Wednesday was a big day for Ontario’s burgeoning hazelnut-farming sector.
In Brantford, the provincial government announced that it will cover up to $11 million of Ferrero Rocher’s planned $90-million expansion.
The company plans to increase production of Nutella and other products it makes in Brantford, as well as build a new cocoa bean processing plant.
The expansion is expected to create 80 jobs with Ferrero Rocher, which opened its Brantford facility in 2006.
Forty kilometres south of Brantford, in Simcoe, representatives from Ferrero Rocher and other organizations were present as the federal government announced a new initiative aimed at encouraging more farmers to grow hazelnuts in Ontario.
The government is putting nearly $500,000 toward a $900,000 project to help develop the province’s hazelnut-farming industry.
The money is going to the Ontario Hazelnut Association. Elliott Currie, who works at the University of Guelph, says the school and the association will work together to determine the best varieties of hazelnuts to grow in Ontario, and the best methods for growing them.

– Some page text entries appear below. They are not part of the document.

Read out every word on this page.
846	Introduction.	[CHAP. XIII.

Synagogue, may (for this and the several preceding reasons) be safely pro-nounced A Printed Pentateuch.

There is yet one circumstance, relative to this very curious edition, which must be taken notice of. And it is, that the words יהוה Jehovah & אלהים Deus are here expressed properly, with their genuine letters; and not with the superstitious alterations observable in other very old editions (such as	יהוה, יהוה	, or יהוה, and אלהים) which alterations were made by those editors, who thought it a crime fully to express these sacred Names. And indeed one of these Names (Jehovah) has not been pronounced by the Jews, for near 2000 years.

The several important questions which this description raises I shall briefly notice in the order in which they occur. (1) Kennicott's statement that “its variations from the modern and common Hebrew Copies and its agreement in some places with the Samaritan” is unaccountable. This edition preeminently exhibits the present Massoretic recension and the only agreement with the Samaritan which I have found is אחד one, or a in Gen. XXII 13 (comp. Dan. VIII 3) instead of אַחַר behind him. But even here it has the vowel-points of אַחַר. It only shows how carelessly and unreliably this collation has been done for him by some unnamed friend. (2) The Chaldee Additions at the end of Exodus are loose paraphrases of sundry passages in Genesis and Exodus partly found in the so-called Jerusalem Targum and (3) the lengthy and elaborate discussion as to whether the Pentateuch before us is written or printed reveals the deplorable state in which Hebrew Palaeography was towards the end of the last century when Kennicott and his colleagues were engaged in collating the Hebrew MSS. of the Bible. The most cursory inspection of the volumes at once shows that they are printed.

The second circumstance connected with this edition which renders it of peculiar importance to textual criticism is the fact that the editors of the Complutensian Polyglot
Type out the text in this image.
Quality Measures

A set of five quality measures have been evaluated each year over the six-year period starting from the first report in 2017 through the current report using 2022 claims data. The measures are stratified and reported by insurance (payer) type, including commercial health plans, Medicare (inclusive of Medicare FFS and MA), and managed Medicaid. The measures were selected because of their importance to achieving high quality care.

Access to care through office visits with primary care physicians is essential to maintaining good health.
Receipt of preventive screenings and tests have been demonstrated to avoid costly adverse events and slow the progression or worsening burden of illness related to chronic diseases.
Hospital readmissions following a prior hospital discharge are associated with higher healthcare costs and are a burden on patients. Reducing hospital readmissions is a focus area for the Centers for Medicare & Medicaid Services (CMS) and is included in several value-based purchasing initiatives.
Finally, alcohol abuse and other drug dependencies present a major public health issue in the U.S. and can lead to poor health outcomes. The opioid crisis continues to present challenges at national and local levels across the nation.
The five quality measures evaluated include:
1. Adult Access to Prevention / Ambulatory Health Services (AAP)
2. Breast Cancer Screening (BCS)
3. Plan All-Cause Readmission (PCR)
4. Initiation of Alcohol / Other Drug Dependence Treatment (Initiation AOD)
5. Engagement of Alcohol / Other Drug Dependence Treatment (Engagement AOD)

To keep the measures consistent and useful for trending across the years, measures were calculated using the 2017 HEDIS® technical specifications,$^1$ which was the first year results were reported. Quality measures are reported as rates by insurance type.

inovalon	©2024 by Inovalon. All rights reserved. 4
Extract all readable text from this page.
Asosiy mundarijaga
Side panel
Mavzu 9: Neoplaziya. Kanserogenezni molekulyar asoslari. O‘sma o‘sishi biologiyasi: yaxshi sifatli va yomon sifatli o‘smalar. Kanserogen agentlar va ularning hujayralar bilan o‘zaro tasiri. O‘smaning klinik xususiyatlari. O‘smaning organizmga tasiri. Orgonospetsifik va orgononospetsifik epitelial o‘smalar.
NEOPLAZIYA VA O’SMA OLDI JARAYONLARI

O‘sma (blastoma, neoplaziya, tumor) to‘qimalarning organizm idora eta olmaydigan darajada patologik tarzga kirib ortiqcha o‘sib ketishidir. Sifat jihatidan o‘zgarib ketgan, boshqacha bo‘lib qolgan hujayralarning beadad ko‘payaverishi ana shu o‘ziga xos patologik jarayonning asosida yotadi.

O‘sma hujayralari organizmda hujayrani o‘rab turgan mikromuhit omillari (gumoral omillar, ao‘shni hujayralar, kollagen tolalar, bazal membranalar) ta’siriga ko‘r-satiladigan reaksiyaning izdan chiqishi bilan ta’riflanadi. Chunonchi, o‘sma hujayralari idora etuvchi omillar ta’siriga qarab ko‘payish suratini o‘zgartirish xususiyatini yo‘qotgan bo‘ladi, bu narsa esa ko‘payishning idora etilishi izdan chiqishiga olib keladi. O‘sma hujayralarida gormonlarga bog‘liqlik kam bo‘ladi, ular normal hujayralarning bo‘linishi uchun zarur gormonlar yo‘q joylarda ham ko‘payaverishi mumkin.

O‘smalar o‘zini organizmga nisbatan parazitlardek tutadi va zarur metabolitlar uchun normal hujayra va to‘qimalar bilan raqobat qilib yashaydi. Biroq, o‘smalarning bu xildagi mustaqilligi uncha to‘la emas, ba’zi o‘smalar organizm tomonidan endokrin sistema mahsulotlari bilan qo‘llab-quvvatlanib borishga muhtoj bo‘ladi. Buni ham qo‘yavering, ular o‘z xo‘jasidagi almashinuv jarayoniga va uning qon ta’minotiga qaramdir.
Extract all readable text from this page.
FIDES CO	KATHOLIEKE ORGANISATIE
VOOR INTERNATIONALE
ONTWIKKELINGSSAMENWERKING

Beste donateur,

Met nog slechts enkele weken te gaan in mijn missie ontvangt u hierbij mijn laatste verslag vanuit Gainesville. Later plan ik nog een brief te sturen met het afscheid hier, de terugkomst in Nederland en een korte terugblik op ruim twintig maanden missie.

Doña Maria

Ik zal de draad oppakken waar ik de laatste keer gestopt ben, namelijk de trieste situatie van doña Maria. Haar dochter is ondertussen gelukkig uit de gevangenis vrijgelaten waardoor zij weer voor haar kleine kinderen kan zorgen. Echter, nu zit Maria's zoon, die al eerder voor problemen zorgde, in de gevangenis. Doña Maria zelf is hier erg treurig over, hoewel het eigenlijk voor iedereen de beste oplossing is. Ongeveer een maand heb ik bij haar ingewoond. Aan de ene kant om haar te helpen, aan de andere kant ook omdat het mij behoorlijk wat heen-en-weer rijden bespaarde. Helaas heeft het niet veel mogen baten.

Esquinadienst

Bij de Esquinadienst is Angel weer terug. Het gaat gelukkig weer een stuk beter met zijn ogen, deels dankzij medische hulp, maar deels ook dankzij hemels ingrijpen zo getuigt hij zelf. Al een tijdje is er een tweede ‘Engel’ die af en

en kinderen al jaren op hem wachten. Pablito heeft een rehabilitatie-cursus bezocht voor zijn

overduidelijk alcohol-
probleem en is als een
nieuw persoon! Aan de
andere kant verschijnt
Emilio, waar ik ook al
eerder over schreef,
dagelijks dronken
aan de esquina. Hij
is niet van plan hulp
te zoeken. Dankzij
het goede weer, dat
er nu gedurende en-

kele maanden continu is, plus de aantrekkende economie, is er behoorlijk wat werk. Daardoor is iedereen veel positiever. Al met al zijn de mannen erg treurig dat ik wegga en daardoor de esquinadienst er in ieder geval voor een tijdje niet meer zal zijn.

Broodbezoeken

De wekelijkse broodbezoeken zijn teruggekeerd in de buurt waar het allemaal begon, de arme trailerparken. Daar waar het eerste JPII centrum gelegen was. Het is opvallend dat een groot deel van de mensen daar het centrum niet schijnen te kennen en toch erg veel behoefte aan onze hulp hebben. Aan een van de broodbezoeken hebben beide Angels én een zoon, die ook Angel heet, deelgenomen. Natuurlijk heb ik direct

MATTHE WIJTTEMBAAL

Additionally, researchers will work on developing best practices for everything from harvesting hazelnuts to marketing them.
The hope is that by producing more hazelnuts within the province, Ontario will be able to grow its economy while cutting costs for producers like Ferrero Rocher.
“You’d probably be looking at – just to the farmers – $75-100 million of increased revenue,” Currie says.
While hazelnuts do grow wild in Ontario, concentrated farming is relatively new to the province. There were 40 hectares of the crop planted in 2014, and 240 hectares in 2015.
Michael Gladstone started harvesting hazelnuts in 2016 on his Chatham-Kent-area farm.
He says Ferrero Rocher’s presence in Ontario has driven more and more farmers to consider the crop.
“There’s a tremendous opportunity for return that you’re not going to have with a lot of other crops,” he says.
To this point, hazelnut farming has been concentrated on areas along the north shore of Lake Erie.
Currie says the practice has since spread to farms around communities like Cambridge and Erin, and even as far as North Bay. Much of Ontario is considered to have ideal climate and soil conditions for hazelnuts.
“Generally speaking, if you can grow apples, you can grow hazelnuts,” he says.
Barb Yates, a senior agronomist with Ferrero Canada, says the company is mainly focused on encouraging producers in Haldimand-Norfolk and other communities near Lake Erie, but plans to refocus its efforts northward in the future.
“We’ll be able to … encourage growers to start planting for production,” she says.
Currie estimates that a successful hazelnut industry could provide Ontario with 3,000 long-term jobs, considering that hazelnut trees typically survive for more than 50 years.
“This is just like growing a vineyard,” he says.
“This is trees that are going to mature and do better over time.”